Soft landing narrative hit by macro cracks
Investors, who have already fully embraced the soft landing narrative, might be putting themselves in a difficult position as the macro tailwinds begin to fade, according to ClearBridge Investments.
“Any tailwind from higher fiscal spending could be weakened or non-existent should government spending caps go into effect. The other lever to stave off a slowdown, monetary easing, also appears to be off the table as the Fed remains hamstrung by inflation and a tight labor market,” Jeff Schultze, director and head of economic and market strategy at ClearBridge Investments, said.
“We worry that many investors have fully embraced the soft landing narrative and are facing potentially the most dangerous part of this cycle’s climb with their guard down.”
He pointed to auto and credit card delinquency rates which were already above the peaks seen during the last economic expansion, and student loan delinquencies which were poised to rise as the repayment moratorium expired.
“Given the challenges consumers are facing, these strains could grow worse in the coming quarters,” he said.
According to Schultze, another crack was evident in the labour market itself. According to him, even though the economy continued to add jobs, every payroll release this year has been revised lower, and the preliminary benchmark revision last month reduced the March baseline by a further -306,000 jobs.
“Large downward revisions to the labor report have historically clustered around economic inflection points, with a similar streak of negative revisions occurring in 2007 in the run-up to the Global Financial Crisis.
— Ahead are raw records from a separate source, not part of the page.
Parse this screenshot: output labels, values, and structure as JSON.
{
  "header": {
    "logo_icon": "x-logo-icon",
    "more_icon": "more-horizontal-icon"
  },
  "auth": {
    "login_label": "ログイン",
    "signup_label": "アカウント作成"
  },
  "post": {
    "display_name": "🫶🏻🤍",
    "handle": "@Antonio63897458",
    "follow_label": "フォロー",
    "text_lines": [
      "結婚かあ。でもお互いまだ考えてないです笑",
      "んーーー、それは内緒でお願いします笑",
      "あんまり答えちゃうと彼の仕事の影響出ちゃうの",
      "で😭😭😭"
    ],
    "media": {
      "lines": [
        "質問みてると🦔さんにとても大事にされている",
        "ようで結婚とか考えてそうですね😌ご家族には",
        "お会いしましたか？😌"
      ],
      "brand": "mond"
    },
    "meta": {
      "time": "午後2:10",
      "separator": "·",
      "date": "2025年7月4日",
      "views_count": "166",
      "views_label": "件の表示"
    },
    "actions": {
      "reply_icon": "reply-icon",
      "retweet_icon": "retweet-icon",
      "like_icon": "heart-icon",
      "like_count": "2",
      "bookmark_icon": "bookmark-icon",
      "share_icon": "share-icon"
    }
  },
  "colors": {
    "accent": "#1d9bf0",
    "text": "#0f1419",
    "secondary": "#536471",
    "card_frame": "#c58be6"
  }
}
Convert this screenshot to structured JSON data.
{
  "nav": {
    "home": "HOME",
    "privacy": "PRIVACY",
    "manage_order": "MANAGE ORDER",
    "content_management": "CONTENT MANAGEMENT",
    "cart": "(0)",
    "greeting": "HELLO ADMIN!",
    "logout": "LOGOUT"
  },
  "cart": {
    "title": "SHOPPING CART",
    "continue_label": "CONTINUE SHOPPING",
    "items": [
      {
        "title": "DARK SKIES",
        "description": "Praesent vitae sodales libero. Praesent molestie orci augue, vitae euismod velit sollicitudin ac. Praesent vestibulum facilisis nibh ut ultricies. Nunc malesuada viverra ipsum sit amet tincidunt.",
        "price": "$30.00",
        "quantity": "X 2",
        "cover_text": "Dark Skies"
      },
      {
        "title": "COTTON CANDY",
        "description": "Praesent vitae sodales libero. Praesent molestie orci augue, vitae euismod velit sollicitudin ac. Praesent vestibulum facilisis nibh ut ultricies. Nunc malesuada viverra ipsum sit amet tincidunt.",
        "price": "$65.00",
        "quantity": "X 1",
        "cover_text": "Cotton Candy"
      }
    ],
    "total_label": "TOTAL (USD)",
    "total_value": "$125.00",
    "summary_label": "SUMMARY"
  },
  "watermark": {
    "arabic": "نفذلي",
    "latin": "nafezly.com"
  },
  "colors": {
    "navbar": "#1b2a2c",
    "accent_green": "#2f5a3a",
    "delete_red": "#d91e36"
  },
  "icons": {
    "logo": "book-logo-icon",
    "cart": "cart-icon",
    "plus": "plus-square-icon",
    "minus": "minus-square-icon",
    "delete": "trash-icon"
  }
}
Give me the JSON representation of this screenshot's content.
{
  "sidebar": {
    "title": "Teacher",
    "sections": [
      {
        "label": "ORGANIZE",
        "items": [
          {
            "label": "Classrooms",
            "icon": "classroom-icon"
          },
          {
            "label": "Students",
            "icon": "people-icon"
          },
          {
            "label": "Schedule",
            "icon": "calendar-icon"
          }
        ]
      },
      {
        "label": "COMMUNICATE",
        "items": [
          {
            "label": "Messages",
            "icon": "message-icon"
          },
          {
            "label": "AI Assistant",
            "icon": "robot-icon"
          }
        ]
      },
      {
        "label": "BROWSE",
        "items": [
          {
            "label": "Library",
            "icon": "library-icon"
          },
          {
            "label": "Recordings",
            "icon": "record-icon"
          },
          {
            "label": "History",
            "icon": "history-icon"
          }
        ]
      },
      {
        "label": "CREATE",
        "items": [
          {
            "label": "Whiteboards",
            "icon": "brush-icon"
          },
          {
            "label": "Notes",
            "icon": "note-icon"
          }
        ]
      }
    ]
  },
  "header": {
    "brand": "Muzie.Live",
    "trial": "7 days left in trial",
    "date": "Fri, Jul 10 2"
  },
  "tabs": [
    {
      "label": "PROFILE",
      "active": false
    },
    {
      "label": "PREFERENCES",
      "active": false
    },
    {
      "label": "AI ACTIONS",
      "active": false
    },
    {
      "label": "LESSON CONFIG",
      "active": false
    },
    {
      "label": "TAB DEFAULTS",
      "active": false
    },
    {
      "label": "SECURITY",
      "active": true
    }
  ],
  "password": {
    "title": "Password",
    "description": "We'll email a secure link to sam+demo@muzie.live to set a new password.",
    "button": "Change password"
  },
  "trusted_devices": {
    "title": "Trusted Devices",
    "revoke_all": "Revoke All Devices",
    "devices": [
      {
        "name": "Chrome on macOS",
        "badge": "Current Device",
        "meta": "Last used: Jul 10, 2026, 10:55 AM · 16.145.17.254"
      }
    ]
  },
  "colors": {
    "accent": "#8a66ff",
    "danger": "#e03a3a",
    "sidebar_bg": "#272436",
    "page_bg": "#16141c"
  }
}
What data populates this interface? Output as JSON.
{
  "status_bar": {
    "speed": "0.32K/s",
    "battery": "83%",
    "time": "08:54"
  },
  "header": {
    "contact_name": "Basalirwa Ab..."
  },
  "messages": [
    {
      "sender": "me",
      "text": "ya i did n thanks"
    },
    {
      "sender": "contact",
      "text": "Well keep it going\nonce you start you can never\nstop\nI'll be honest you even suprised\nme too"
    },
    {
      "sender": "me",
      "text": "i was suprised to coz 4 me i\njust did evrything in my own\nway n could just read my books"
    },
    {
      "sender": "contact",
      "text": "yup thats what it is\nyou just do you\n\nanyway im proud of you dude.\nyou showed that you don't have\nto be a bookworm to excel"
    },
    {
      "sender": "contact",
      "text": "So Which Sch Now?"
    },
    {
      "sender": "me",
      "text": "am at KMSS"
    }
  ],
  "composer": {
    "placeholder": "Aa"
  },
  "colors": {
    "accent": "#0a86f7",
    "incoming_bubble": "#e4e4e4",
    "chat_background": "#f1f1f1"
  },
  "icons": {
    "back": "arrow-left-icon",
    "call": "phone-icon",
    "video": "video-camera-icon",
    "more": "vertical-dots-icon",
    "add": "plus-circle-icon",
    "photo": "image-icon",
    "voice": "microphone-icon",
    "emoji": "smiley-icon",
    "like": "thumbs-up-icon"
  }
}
This data should not set off an immediate recession alarm, but rather is a sign that the labor market may be weaker than perceived,” he said.
“We believe the path of the labor market will determine whether the economy continues along the soft landing path or slips into recession,” he said.
Schultze also added that generationally high inflation and a tight labor market left the Fed hamstrung and likely slower to react to unfavourable data and more targeted when it does.
On top of that, a frozen Fed presented a significant risk to economic growth and could even allow what might have otherwise been a mild recession to metastasize into something worse.
“In summary, widening cracks across the economy and capital markets could short circuit the current rally. That path should become clearer in the coming quarters as we move through the crux.
“In the meantime, we continue to recommend tilts toward growth and defensive positioning until more clarity emerges on the economic path forward.”